Intermunicipal Hospital Center Toulon

Status and phase

Completed

Phase 3

Conditions

HIV Infections

Treatments

Drug: Celsentri®

Drug: Isentress®

Study type

Interventional

Funder types

Other

Industry

Identifiers

NCT00935480

CH-2009.01

Details and patient eligibility

About

To determine the efficacy of adding Isentress®, with or without Celsentri®, to effective conventional antiretroviral therapy (comprising at least 2 reverse transcriptase inhibitors and one boosted protease inhibitor), on residual HIV replication and blood cell and gut-associated lymphoid tissue reservoirs (reverse transcriptase inhibitors: RTIs, boosted protease inhibitors: PI/r).

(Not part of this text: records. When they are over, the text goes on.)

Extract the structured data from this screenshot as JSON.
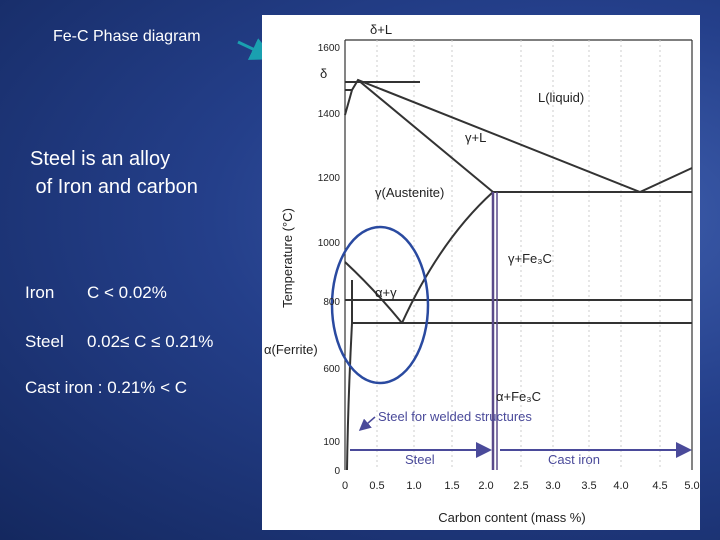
{
  "title": "Fe-C Phase diagram",
  "body": {
    "heading": [
      "Steel is an alloy",
      " of Iron and carbon"
    ],
    "items": [
      [
        "Iron",
        "C < 0.02%"
      ],
      [
        "Steel",
        "0.02≤ C ≤ 0.21%"
      ],
      [
        "Cast iron : 0.21% < C"
      ]
    ]
  },
  "diagram": {
    "labels": {
      "delta_l": "δ+L",
      "delta": "δ",
      "liquid": "L(liquid)",
      "gamma_l": "γ+L",
      "austenite": "γ(Austenite)",
      "gamma_fe3c": "γ+Fe₃C",
      "alpha_gamma": "α+γ",
      "ferrite": "α(Ferrite)",
      "alpha_fe3c": "α+Fe₃C",
      "welded": "Steel for welded structures",
      "steel": "Steel",
      "cast_iron": "Cast iron"
    },
    "y_ticks": [
      "1600",
      "1400",
      "1200",
      "1000",
      "800",
      "600",
      "100",
      "0"
    ],
    "x_ticks": [
      "0",
      "0.5",
      "1.0",
      "1.5",
      "2.0",
      "2.5",
      "3.0",
      "3.5",
      "4.0",
      "4.5",
      "5.0"
    ],
    "y_axis_label": "Temperature (°C)",
    "x_axis_label": "Carbon content (mass %)"
  }
}
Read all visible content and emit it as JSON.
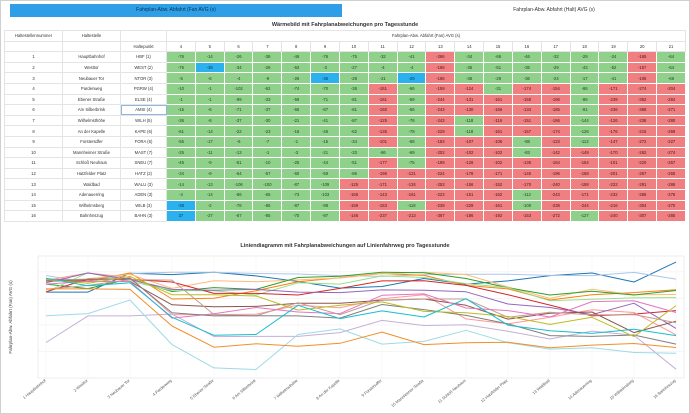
{
  "tabs": [
    {
      "label": "Fahrplan-Abw. Abfahrt (Fan AVG (s)"
    },
    {
      "label": "Fahrplan-Abw. Abfahrt (Halt) AVG (s)"
    }
  ],
  "heatmap": {
    "title": "Wärmebild mit Fahrplanabweichungen pro Tagesstunde",
    "col_headers": {
      "index": "Haltestellennummer",
      "name": "Haltestelle",
      "point": "Haltepunkt",
      "group": "Fahrplan-Abw. Abfahrt (Fan) AVG (s)"
    },
    "hours": [
      "4",
      "5",
      "6",
      "7",
      "8",
      "9",
      "10",
      "11",
      "12",
      "13",
      "14",
      "15",
      "16",
      "17",
      "18",
      "19",
      "20",
      "21"
    ],
    "rows": [
      {
        "index": "1",
        "name": "Hauptbahnhof",
        "point": "HBF (1)",
        "values": [
          "-76",
          "-14",
          "-26",
          "-36",
          "-46",
          "-76",
          "-75",
          "-32",
          "-41",
          "-266",
          "-34",
          "-66",
          "-46",
          "-32",
          "-29",
          "-24",
          "-165",
          "-64"
        ],
        "cls": [
          "g",
          "g",
          "g",
          "g",
          "g",
          "g",
          "g",
          "g",
          "g",
          "r",
          "g",
          "g",
          "g",
          "g",
          "g",
          "g",
          "r",
          "g"
        ]
      },
      {
        "index": "2",
        "name": "Westtor",
        "point": "WEST (2)",
        "values": [
          "-76",
          "-38",
          "-34",
          "-26",
          "-63",
          "-3",
          "-27",
          "-4",
          "-4",
          "-166",
          "-35",
          "-51",
          "-35",
          "-29",
          "-43",
          "-52",
          "-157",
          "-64"
        ],
        "cls": [
          "g",
          "b",
          "g",
          "g",
          "g",
          "g",
          "g",
          "g",
          "g",
          "r",
          "g",
          "g",
          "g",
          "g",
          "g",
          "g",
          "r",
          "g"
        ]
      },
      {
        "index": "3",
        "name": "Neubauer Tor",
        "point": "NTOR (3)",
        "values": [
          "-5",
          "-6",
          "-4",
          "-9",
          "-26",
          "-35",
          "-28",
          "-21",
          "-29",
          "-166",
          "-36",
          "-29",
          "-36",
          "-24",
          "-17",
          "-41",
          "-106",
          "-66"
        ],
        "cls": [
          "g",
          "g",
          "g",
          "g",
          "g",
          "b",
          "g",
          "g",
          "b",
          "r",
          "g",
          "g",
          "g",
          "g",
          "g",
          "g",
          "r",
          "g"
        ]
      },
      {
        "index": "4",
        "name": "Pardenweg",
        "point": "PGRW (4)",
        "values": [
          "-10",
          "-1",
          "-102",
          "-62",
          "-74",
          "-70",
          "-38",
          "-161",
          "-66",
          "-159",
          "-124",
          "-31",
          "-174",
          "-154",
          "-86",
          "-171",
          "-274",
          "-204"
        ],
        "cls": [
          "g",
          "g",
          "g",
          "g",
          "g",
          "g",
          "g",
          "r",
          "g",
          "r",
          "r",
          "g",
          "r",
          "r",
          "g",
          "r",
          "r",
          "r"
        ]
      },
      {
        "index": "5",
        "name": "Ebener Straße",
        "point": "ELSE (4)",
        "values": [
          "-1",
          "-1",
          "-99",
          "-33",
          "-59",
          "-71",
          "-81",
          "-161",
          "-69",
          "-244",
          "-131",
          "-161",
          "-158",
          "-166",
          "-86",
          "-239",
          "-362",
          "-284"
        ],
        "cls": [
          "g",
          "g",
          "g",
          "g",
          "g",
          "g",
          "g",
          "r",
          "g",
          "r",
          "r",
          "r",
          "r",
          "r",
          "g",
          "r",
          "r",
          "r"
        ]
      },
      {
        "index": "6",
        "name": "Am Silberbrink",
        "point": "AMSI (4)",
        "values": [
          "-15",
          "-6",
          "-71",
          "-37",
          "-66",
          "-87",
          "-81",
          "-160",
          "-66",
          "-243",
          "-130",
          "-166",
          "-134",
          "-165",
          "-91",
          "-236",
          "-368",
          "-271"
        ],
        "cls": [
          "g",
          "g",
          "g",
          "g",
          "g",
          "g",
          "g",
          "r",
          "g",
          "r",
          "r",
          "r",
          "r",
          "r",
          "g",
          "r",
          "r",
          "r"
        ]
      },
      {
        "index": "7",
        "name": "Wilhelmsthöhe",
        "point": "WILH (5)",
        "values": [
          "-36",
          "-8",
          "-37",
          "-30",
          "-21",
          "-41",
          "-87",
          "-125",
          "-76",
          "-243",
          "-118",
          "-116",
          "-151",
          "-166",
          "-144",
          "-126",
          "-236",
          "-280"
        ],
        "cls": [
          "g",
          "g",
          "g",
          "g",
          "g",
          "g",
          "g",
          "r",
          "g",
          "r",
          "g",
          "r",
          "r",
          "r",
          "g",
          "r",
          "r",
          "r"
        ]
      },
      {
        "index": "8",
        "name": "An der Kapelle",
        "point": "KAPE (6)",
        "values": [
          "-61",
          "-14",
          "-22",
          "-23",
          "-16",
          "-46",
          "-62",
          "-135",
          "-78",
          "-229",
          "-118",
          "-161",
          "-157",
          "-174",
          "-126",
          "-176",
          "-215",
          "-269"
        ],
        "cls": [
          "g",
          "g",
          "g",
          "g",
          "g",
          "g",
          "g",
          "r",
          "g",
          "r",
          "g",
          "r",
          "r",
          "r",
          "g",
          "r",
          "r",
          "r"
        ]
      },
      {
        "index": "9",
        "name": "Forstersdfer",
        "point": "FORA (6)",
        "values": [
          "-55",
          "-17",
          "-6",
          "-7",
          "-1",
          "-15",
          "-34",
          "-101",
          "-68",
          "-183",
          "-107",
          "-106",
          "-88",
          "-123",
          "-113",
          "-147",
          "-272",
          "-227"
        ],
        "cls": [
          "g",
          "g",
          "g",
          "g",
          "g",
          "g",
          "g",
          "r",
          "g",
          "r",
          "r",
          "r",
          "g",
          "r",
          "g",
          "r",
          "r",
          "r"
        ]
      },
      {
        "index": "10",
        "name": "Mannheimer Straße",
        "point": "MAST (7)",
        "values": [
          "-25",
          "-11",
          "-13",
          "-1",
          "-3",
          "-21",
          "-33",
          "-86",
          "-69",
          "-202",
          "-102",
          "-102",
          "-83",
          "-142",
          "-149",
          "-170",
          "-262",
          "-274"
        ],
        "cls": [
          "g",
          "g",
          "g",
          "g",
          "g",
          "g",
          "g",
          "g",
          "g",
          "r",
          "r",
          "r",
          "g",
          "r",
          "r",
          "r",
          "r",
          "r"
        ]
      },
      {
        "index": "11",
        "name": "Schloß Neuhaus",
        "point": "SNEU (7)",
        "values": [
          "-46",
          "-9",
          "-51",
          "-10",
          "-25",
          "-44",
          "-51",
          "-177",
          "-75",
          "-199",
          "-126",
          "-102",
          "-136",
          "-164",
          "-154",
          "-101",
          "-220",
          "-267"
        ],
        "cls": [
          "g",
          "g",
          "g",
          "g",
          "g",
          "g",
          "g",
          "r",
          "g",
          "r",
          "r",
          "r",
          "r",
          "r",
          "r",
          "r",
          "r",
          "r"
        ]
      },
      {
        "index": "12",
        "name": "Hatzfelder Platz",
        "point": "HATZ (2)",
        "values": [
          "-34",
          "-9",
          "-64",
          "-57",
          "-60",
          "-59",
          "-86",
          "-196",
          "-121",
          "-224",
          "-178",
          "-171",
          "-146",
          "-196",
          "-168",
          "-201",
          "-267",
          "-265"
        ],
        "cls": [
          "g",
          "g",
          "g",
          "g",
          "g",
          "g",
          "g",
          "r",
          "r",
          "r",
          "r",
          "r",
          "r",
          "r",
          "r",
          "r",
          "r",
          "r"
        ]
      },
      {
        "index": "13",
        "name": "Waldbad",
        "point": "WALU (3)",
        "values": [
          "-14",
          "-13",
          "-106",
          "-100",
          "-87",
          "-109",
          "-125",
          "-171",
          "-134",
          "-253",
          "-156",
          "-152",
          "-170",
          "-240",
          "-198",
          "-222",
          "-291",
          "-286"
        ],
        "cls": [
          "g",
          "g",
          "g",
          "g",
          "g",
          "g",
          "r",
          "r",
          "r",
          "r",
          "r",
          "r",
          "r",
          "r",
          "r",
          "r",
          "r",
          "r"
        ]
      },
      {
        "index": "14",
        "name": "Adenauerring",
        "point": "ADEN (3)",
        "values": [
          "-4",
          "-14",
          "-86",
          "-65",
          "-73",
          "-103",
          "-166",
          "-143",
          "-161",
          "-223",
          "-151",
          "-162",
          "-112",
          "-243",
          "-171",
          "-232",
          "-286",
          "-276"
        ],
        "cls": [
          "g",
          "g",
          "g",
          "g",
          "g",
          "g",
          "r",
          "r",
          "r",
          "r",
          "r",
          "r",
          "g",
          "r",
          "r",
          "r",
          "r",
          "r"
        ]
      },
      {
        "index": "15",
        "name": "Wilhelmsberg",
        "point": "WILB (3)",
        "values": [
          "-38",
          "-2",
          "-78",
          "-86",
          "-87",
          "-98",
          "-159",
          "-153",
          "-118",
          "-239",
          "-229",
          "-161",
          "-109",
          "-238",
          "-244",
          "-216",
          "-304",
          "-270"
        ],
        "cls": [
          "b",
          "g",
          "g",
          "g",
          "g",
          "g",
          "r",
          "r",
          "g",
          "r",
          "r",
          "r",
          "g",
          "r",
          "r",
          "r",
          "r",
          "r"
        ]
      },
      {
        "index": "16",
        "name": "Bahnhnszug",
        "point": "BAHN (3)",
        "values": [
          "37",
          "-27",
          "-67",
          "-85",
          "-70",
          "-97",
          "-146",
          "-237",
          "-213",
          "-367",
          "-186",
          "-192",
          "-153",
          "-272",
          "-127",
          "-240",
          "-307",
          "-285"
        ],
        "cls": [
          "b",
          "g",
          "g",
          "g",
          "g",
          "g",
          "r",
          "r",
          "r",
          "r",
          "r",
          "r",
          "r",
          "r",
          "g",
          "r",
          "r",
          "r"
        ]
      }
    ]
  },
  "chart_data": {
    "type": "line",
    "title": "Liniendiagramm mit Fahrplanabweichungen auf Linienfahrweg pro Tagesstunde",
    "ylabel": "Fahrplan-Abw. Abfahrt (Fan) AVG (s)",
    "xlabel": "",
    "categories": [
      "1 Hauptbahnhof",
      "2 Westtor",
      "3 Neubauer Tor",
      "4 Pardenweg",
      "5 Ebener Straße",
      "6 Am Silberbrink",
      "7 Wilhelmsthöhe",
      "8 An der Kapelle",
      "9 Forstersdfer",
      "10 Mannheimer Straße",
      "11 Schloß Neuhaus",
      "12 Hatzfelder Platz",
      "13 Waldbad",
      "14 Adenauerring",
      "15 Wilhelmsberg",
      "16 Bahnhnszug"
    ],
    "ylim": [
      -400,
      60
    ],
    "grid": true,
    "series": [
      {
        "color": "#1f77b4",
        "values": [
          -76,
          -76,
          -5,
          -10,
          -1,
          -15,
          -36,
          -61,
          -55,
          -25,
          -46,
          -34,
          -14,
          -4,
          -38,
          37
        ]
      },
      {
        "color": "#aec7e8",
        "values": [
          -14,
          -38,
          -6,
          -1,
          -1,
          -6,
          -8,
          -14,
          -17,
          -11,
          -9,
          -9,
          -13,
          -14,
          -2,
          -27
        ]
      },
      {
        "color": "#ff7f0e",
        "values": [
          -26,
          -34,
          -4,
          -102,
          -99,
          -71,
          -37,
          -22,
          -6,
          -13,
          -51,
          -64,
          -106,
          -86,
          -78,
          -67
        ]
      },
      {
        "color": "#ffbb78",
        "values": [
          -36,
          -26,
          -9,
          -62,
          -33,
          -37,
          -30,
          -23,
          -7,
          -1,
          -10,
          -57,
          -100,
          -65,
          -86,
          -85
        ]
      },
      {
        "color": "#2ca02c",
        "values": [
          -46,
          -63,
          -26,
          -74,
          -59,
          -66,
          -21,
          -16,
          -1,
          -3,
          -25,
          -60,
          -87,
          -73,
          -87,
          -70
        ]
      },
      {
        "color": "#98df8a",
        "values": [
          -76,
          -3,
          -35,
          -70,
          -71,
          -87,
          -41,
          -46,
          -15,
          -21,
          -44,
          -59,
          -109,
          -103,
          -98,
          -97
        ]
      },
      {
        "color": "#d62728",
        "values": [
          -75,
          -27,
          -28,
          -38,
          -81,
          -81,
          -87,
          -62,
          -34,
          -33,
          -51,
          -86,
          -125,
          -166,
          -159,
          -146
        ]
      },
      {
        "color": "#ff9896",
        "values": [
          -32,
          -4,
          -21,
          -161,
          -161,
          -160,
          -125,
          -135,
          -101,
          -86,
          -177,
          -196,
          -171,
          -143,
          -153,
          -237
        ]
      },
      {
        "color": "#9467bd",
        "values": [
          -41,
          -4,
          -29,
          -66,
          -69,
          -66,
          -76,
          -78,
          -68,
          -69,
          -75,
          -121,
          -134,
          -161,
          -118,
          -213
        ]
      },
      {
        "color": "#c5b0d5",
        "values": [
          -266,
          -166,
          -166,
          -159,
          -244,
          -243,
          -243,
          -229,
          -183,
          -202,
          -199,
          -224,
          -253,
          -223,
          -239,
          -367
        ]
      },
      {
        "color": "#8c564b",
        "values": [
          -34,
          -35,
          -36,
          -124,
          -131,
          -130,
          -118,
          -118,
          -107,
          -102,
          -126,
          -178,
          -156,
          -151,
          -229,
          -186
        ]
      },
      {
        "color": "#c49c94",
        "values": [
          -66,
          -51,
          -29,
          -31,
          -161,
          -166,
          -116,
          -161,
          -106,
          -102,
          -102,
          -171,
          -152,
          -162,
          -161,
          -192
        ]
      },
      {
        "color": "#e377c2",
        "values": [
          -46,
          -35,
          -36,
          -174,
          -158,
          -134,
          -151,
          -157,
          -88,
          -83,
          -136,
          -146,
          -170,
          -112,
          -109,
          -153
        ]
      },
      {
        "color": "#7f7f7f",
        "values": [
          -32,
          -29,
          -24,
          -154,
          -166,
          -165,
          -166,
          -174,
          -123,
          -142,
          -164,
          -196,
          -240,
          -243,
          -238,
          -272
        ]
      },
      {
        "color": "#bcbd22",
        "values": [
          -29,
          -43,
          -17,
          -86,
          -86,
          -91,
          -144,
          -126,
          -113,
          -149,
          -154,
          -168,
          -198,
          -171,
          -244,
          -127
        ]
      },
      {
        "color": "#17becf",
        "values": [
          -24,
          -52,
          -41,
          -171,
          -239,
          -236,
          -126,
          -176,
          -147,
          -170,
          -101,
          -201,
          -222,
          -232,
          -216,
          -240
        ]
      },
      {
        "color": "#9edae5",
        "values": [
          -165,
          -157,
          -106,
          -274,
          -362,
          -368,
          -236,
          -215,
          -272,
          -262,
          -220,
          -267,
          -291,
          -286,
          -304,
          -307
        ]
      },
      {
        "color": "#f28e2b",
        "values": [
          -64,
          -64,
          -66,
          -204,
          -284,
          -271,
          -280,
          -269,
          -227,
          -274,
          -267,
          -265,
          -286,
          -276,
          -270,
          -285
        ]
      }
    ]
  }
}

To evaluate the effect of therapy intensification by means of an integrase inhibitor with or without CCR5 inhibitor treatment on the lymphoid reservoir in patients chronically infected with HIV-1, successfully treated with "conventional triple therapy", measured by:

residual plasma replication between 0 and 50 copies/ml
intracellular HIV RNA levels in circulating lymphocytes (PBMC) and lymphocytes in gut-associated rectal lymphoid tissue (RL).
proviral HIV DNA levels in PBMC and RL.

Enrollment

17 patients

Sex

All

Ages

18+ years old

Volunteers

No Healthy Volunteers

Inclusion criteria

Male or female patients, aged over 18 years
HIV infection confirmed by Western Blot
Karnofsky score > 80%
Treatment-experienced patients having received combined antiretroviral therapy including at least 2 RTI and 1 PI/r for at least 12 months with plasma viral load <50 copies/ml for at least 6 months
Stable first-line treatment (or other, if changes were not made for reasons relating to viral resistance) with 2 RTIs and 1 PI/r
Proper safety and compliance for the ongoing combination;
Patient agreeing to undergo 3 proctosigmoidoscopy examinations over a 12-month period;
Plasma HIV-1 RNA <50 copies/ml at inclusion;
Circulating CD4 >200/mm3 at inclusion;
Isentress® and Celsentri®-naïve patients
No contraindications to the use of the investigational products
Written, informed consent, obtained from the patient or his/her legal representative.

Exclusion criteria

Opportunistic infection or active tumor disease
Chronic diarrhea, malabsorption, progressive enteric infection
Aged under 18 years
Pregnancy - breast-feeding ( a pregnancy test will be done at the inclusion visit)
Co-infection with HIV-2
History of immunomodulator treatment (interleukin-2, alpha-interferon)
Ongoing treatment of HBV or HCV co-infection
Blood constitution disorders
Contraindications to the administration of raltegravir or maraviroc
Circulating CD4 nadir <100/mm3 in the natural history of HIV-1 infection.